Tudo o que vem à tona dos dias pode ser um apelo. A nossa atenção por vezes está presa a outros afloramentos da vida, muitas vezes a ilusões e a coisas que já passaram. Por isso não reparamos no que nos é dito. Parar, escutar e olhar: o lema válido para todas as "passagens de nível".
quinta-feira, outubro 27, 2005
da beleza...
Dizer que a beleza está em toda a parte é um lugar comum... Seremos mesmo capazes de a apreciar?
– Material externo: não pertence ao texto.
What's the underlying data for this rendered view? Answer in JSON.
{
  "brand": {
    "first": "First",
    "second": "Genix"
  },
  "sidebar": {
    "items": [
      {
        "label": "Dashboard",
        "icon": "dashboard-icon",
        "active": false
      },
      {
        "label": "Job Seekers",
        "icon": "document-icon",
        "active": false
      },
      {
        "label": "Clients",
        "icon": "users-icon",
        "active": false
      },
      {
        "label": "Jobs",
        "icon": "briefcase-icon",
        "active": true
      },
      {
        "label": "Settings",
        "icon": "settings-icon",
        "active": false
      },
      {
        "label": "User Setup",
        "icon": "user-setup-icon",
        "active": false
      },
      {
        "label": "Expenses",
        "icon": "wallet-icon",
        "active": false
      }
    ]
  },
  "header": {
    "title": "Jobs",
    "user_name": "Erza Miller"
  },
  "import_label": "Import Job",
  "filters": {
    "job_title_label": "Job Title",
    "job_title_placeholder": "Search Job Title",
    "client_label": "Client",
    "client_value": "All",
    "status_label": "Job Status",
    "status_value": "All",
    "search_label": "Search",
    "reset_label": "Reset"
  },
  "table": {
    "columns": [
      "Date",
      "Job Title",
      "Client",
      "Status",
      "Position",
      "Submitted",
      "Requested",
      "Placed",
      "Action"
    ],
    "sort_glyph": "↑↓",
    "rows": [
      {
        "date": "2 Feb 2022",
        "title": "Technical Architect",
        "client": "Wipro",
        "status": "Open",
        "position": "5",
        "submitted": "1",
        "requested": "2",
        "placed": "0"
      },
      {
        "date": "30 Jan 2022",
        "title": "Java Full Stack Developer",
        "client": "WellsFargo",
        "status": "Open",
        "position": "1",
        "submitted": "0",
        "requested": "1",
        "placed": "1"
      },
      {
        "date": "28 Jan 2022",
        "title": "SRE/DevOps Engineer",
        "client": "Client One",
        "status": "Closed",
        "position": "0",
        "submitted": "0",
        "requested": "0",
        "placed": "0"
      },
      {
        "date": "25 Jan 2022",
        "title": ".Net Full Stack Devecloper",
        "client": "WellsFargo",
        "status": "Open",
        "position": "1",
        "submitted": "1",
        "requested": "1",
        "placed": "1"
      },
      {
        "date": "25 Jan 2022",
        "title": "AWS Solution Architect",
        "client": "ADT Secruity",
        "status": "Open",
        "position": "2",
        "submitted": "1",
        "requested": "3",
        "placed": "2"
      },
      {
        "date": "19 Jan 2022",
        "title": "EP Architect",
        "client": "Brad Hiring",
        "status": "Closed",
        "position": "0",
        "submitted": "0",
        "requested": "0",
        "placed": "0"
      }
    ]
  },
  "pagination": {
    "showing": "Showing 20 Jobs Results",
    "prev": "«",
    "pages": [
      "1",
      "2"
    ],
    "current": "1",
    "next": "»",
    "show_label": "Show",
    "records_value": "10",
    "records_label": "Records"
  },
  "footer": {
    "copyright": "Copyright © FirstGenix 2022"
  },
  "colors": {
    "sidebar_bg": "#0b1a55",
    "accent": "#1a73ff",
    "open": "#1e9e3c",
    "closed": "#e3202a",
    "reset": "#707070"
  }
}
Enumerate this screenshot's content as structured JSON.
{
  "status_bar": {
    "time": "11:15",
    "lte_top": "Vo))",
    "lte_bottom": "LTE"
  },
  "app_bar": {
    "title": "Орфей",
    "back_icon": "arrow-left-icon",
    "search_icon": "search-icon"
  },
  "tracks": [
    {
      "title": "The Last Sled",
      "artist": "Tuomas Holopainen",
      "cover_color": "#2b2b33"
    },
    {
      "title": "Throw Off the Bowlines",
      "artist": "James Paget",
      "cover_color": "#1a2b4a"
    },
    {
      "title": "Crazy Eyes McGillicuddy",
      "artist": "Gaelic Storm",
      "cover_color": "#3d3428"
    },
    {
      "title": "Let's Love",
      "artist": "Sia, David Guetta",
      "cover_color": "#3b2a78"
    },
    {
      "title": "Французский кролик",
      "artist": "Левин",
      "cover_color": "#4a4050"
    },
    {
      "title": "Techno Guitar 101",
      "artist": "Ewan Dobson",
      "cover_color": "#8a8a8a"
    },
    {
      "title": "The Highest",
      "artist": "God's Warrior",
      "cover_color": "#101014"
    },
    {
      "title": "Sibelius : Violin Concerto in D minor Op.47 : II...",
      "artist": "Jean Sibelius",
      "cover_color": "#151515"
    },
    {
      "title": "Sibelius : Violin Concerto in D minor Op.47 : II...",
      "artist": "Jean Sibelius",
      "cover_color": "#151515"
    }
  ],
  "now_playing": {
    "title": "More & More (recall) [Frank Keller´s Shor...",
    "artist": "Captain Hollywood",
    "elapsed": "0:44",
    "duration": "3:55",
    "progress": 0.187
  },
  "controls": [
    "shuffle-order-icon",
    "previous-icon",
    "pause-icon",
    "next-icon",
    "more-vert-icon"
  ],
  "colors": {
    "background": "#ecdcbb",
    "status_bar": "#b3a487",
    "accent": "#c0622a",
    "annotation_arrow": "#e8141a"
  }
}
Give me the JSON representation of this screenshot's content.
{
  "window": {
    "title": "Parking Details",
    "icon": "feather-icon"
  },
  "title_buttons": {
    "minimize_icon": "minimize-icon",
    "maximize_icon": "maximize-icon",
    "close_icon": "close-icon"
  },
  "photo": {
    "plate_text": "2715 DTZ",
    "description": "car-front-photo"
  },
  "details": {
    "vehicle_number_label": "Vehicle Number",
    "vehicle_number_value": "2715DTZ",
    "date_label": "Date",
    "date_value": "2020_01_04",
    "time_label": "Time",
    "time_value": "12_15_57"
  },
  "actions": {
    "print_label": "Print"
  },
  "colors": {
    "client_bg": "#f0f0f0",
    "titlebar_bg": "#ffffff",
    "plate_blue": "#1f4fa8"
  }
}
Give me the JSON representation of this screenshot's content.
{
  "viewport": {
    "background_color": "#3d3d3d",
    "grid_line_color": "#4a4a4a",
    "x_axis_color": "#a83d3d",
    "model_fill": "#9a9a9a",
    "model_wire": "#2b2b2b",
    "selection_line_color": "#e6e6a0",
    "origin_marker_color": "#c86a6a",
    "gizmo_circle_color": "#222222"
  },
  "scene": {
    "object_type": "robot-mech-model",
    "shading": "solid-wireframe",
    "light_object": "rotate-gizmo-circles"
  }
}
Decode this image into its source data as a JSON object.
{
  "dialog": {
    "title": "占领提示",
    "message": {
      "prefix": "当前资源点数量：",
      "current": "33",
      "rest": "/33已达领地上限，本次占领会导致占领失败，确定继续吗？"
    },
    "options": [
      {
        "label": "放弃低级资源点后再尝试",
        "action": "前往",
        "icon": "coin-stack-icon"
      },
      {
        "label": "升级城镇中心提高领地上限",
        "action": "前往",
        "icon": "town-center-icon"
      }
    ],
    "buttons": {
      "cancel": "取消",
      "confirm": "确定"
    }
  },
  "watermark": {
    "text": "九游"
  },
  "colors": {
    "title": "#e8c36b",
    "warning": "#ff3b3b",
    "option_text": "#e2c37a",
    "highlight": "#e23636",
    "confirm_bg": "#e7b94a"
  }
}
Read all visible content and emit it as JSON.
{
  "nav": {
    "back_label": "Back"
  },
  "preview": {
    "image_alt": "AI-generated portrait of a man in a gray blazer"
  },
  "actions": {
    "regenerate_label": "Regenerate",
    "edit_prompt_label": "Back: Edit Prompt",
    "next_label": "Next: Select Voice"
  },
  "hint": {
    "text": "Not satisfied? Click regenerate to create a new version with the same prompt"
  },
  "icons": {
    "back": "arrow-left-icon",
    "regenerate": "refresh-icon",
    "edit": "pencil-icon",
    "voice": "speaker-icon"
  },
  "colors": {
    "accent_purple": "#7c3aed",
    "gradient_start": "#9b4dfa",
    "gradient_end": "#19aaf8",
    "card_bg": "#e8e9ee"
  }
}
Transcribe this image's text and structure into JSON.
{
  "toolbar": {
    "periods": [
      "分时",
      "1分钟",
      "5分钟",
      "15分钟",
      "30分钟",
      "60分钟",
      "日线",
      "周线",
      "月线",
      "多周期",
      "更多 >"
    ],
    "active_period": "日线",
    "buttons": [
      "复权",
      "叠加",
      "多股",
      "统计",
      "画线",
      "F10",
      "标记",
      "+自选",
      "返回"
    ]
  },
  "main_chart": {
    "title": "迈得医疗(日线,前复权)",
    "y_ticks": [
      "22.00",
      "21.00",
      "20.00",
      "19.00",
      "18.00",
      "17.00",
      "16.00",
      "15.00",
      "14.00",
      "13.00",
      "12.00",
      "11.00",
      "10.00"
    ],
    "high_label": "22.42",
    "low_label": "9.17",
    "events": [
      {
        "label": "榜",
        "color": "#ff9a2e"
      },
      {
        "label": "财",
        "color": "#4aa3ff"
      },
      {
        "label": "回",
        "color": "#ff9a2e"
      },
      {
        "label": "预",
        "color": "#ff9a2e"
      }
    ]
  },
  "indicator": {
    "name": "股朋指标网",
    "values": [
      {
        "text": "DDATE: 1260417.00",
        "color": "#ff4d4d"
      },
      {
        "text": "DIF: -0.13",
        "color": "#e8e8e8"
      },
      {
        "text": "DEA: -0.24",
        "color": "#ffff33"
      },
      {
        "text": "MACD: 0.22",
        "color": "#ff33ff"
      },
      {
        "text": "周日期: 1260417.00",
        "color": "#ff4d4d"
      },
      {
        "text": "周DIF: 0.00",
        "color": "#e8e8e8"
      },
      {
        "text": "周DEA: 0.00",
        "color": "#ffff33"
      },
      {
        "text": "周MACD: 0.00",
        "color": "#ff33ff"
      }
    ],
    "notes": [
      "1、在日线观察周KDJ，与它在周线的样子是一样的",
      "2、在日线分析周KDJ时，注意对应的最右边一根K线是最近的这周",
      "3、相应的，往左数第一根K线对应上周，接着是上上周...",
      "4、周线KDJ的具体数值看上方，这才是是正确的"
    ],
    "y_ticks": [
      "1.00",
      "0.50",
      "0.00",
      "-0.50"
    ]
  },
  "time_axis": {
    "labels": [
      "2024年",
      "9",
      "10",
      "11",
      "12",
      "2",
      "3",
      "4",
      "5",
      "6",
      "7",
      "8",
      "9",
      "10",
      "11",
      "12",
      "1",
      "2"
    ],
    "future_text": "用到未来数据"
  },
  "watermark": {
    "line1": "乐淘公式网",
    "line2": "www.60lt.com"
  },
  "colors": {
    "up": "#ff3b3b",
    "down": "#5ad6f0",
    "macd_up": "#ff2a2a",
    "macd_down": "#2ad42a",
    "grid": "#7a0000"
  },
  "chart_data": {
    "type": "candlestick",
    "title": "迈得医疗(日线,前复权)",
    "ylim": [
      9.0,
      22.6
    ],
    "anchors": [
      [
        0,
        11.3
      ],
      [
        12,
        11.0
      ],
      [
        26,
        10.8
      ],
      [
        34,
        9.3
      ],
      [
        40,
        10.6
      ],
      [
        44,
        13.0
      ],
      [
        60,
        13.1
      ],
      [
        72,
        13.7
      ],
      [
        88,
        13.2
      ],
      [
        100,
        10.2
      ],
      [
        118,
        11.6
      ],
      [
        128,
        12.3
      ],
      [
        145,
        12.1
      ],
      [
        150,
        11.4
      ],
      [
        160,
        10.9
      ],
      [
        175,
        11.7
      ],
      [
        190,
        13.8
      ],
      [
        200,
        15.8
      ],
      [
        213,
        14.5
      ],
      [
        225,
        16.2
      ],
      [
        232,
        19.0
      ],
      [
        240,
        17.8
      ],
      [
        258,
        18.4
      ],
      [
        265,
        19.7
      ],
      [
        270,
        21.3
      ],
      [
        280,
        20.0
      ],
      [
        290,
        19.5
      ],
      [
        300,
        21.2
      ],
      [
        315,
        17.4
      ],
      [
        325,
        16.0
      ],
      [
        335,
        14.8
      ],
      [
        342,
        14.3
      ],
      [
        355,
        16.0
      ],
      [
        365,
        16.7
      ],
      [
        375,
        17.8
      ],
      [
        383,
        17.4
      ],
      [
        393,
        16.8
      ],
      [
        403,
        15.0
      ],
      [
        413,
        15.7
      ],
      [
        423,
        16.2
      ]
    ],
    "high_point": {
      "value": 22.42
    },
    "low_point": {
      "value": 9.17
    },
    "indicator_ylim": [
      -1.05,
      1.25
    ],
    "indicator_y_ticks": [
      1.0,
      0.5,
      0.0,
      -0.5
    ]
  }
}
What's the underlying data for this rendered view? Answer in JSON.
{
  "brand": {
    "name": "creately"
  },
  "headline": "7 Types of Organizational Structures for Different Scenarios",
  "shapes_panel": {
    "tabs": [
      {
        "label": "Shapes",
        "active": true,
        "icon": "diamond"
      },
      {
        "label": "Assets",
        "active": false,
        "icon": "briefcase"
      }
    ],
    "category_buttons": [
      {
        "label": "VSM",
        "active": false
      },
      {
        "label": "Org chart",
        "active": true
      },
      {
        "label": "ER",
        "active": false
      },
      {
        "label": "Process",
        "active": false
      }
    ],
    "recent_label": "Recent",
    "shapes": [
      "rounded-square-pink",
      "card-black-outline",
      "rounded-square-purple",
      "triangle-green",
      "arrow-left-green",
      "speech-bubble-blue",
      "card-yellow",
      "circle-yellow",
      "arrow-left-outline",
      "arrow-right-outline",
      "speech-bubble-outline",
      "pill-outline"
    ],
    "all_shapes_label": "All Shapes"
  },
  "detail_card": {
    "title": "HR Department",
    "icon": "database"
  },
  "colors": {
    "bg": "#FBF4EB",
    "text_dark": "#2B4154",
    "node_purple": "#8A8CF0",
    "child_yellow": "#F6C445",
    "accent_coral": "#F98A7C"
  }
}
O homem é capaz de beleza (num sentido próximo ao de uma afirmação de Sto. Agostinho sobre Deus, o homem é "capax Dei"). "Capaz de beleza"? Em múltiplos sentidos: capaz de apreciar a beleza, capaz de criar beleza, capaz de incorporar beleza na sua atitude perante a vida e nos seus comportamentos, embora o cumprimento disto não pareça uma regra. Mas estou a falar em termos de "capacidade" e essa existe a par de outras que, como é natural, podem ser contraditórias ente si. Como é capaz de beleza, também é capaz de fealdade. As duas coisas andam a par.
Até se pode constatar que por vezes as pessoas trazem a fealdade para ambientes belos, podendo também acontecer o contrário, pois a beleza pode semear-se nos corações, e depois nas sensações.
Ser capaz de beleza equivale a ser capaz de harmonia. Nós podemos harmonizar-nos com o que nos rodeia (e com os que nos rodeiam), podemos também promover a harmonização dos outros connosco e com o que nos rodeia. Em grande medida a arte vive no centro deste processo.
O problema é que a arte é encarada como uma fuga, uma ilha de sentido que está desligada do resto, da rotina do nosso dia-a-dia, dos medos que nos invadem quando paramos um pouco e certas lembranças nos assaltam.
O homem contemporâneo, que se encontra numa encruzilhada em termos da sua evolução espiritual, encontra-se desligado do cosmos, do pulsar que harmoniza os seres num todo cujo sentido vivifica cada uma das suas partes, mesmo as mais ínfimas. A beleza participa dessa vibração.
Se a vida for encarada como um impulso para a beleza, vindo do mais profundo, do âmago do ser, então a nossa relação com tudo altera-se significativamente. Ganhamos uma visão participativa, uma visão diacosmésica. Já não somos um centro de atracção e de repulsão, mas uma abertura ao que vem. Um rasgão nas membranas de ilusão que nos separam. E a separatividade é mesmo um problema importantíssimo. Estamos sempre a deixar de fora o que ameaça o nosso fechamento egótico. Assim com a palavra que nos é dirigida pelos outros, mesmo em momentos significativos, assim com o acontecer do presente que se (nos) dá.
Ou deserdados da trama cósmica, ou fanáticos da incompletude. Não admitimos outras possibilidades. Enquanto uns se rebentam em nome de Deus, outros definham sem razão. É o caminho que a humanidade tem preparado.
Temos que cultivar a errância. Que voltar aos hábitos transumantes dos nossos antepassados. Isto num sentido intelectual e espiritual. No âmbito intelectual, a recusa do dogmatismo e da unidimensionalidade logóica, é urgente. Racionalizar em direcção à superação da razão. Pensar para exorcizar a clausura de nos querermos seres pensantes. No âmbito espiritual, o silêncio. Escutar o silêncio, trazê-lo para o centro do que somos (não é bem isso, é mais colocarmo-nos no centro do que somos, no centro onde o Silêncio é).
A indústria da ilusão e da uniformização dos indivíduos impede esta mudança radical.
Daí a importância da arte que escapa ao consumismo e às tendências dominantes.
Nós estamos condicionados para a agitação permanente. Fala-se muito do stress da vida nas grandes cidades, mas somos educados nele e para ele. Para que a gigantesca massa de formigas humanas se movimente na sua rotina tão igual e tão anti-natural, a ansiedade é necessária. É isso que nos faz enfrentar as filas de trânsito, as multidões que fervilham sem nexo, a frieza dos desencontros dos olhares, dos esgares em vez de sorrisos, da indiferença e da exclusão.
E a beleza? Ficamos dependentes de padrões de apreciação e de criação de beleza. E consideramos isso uma inevitabilidade, pois vivemos numa redoma axiológica, construída pela civilização ocidental para a consumação da produção em massa e da submissão da humanidade aos imperativos da economia da exploração.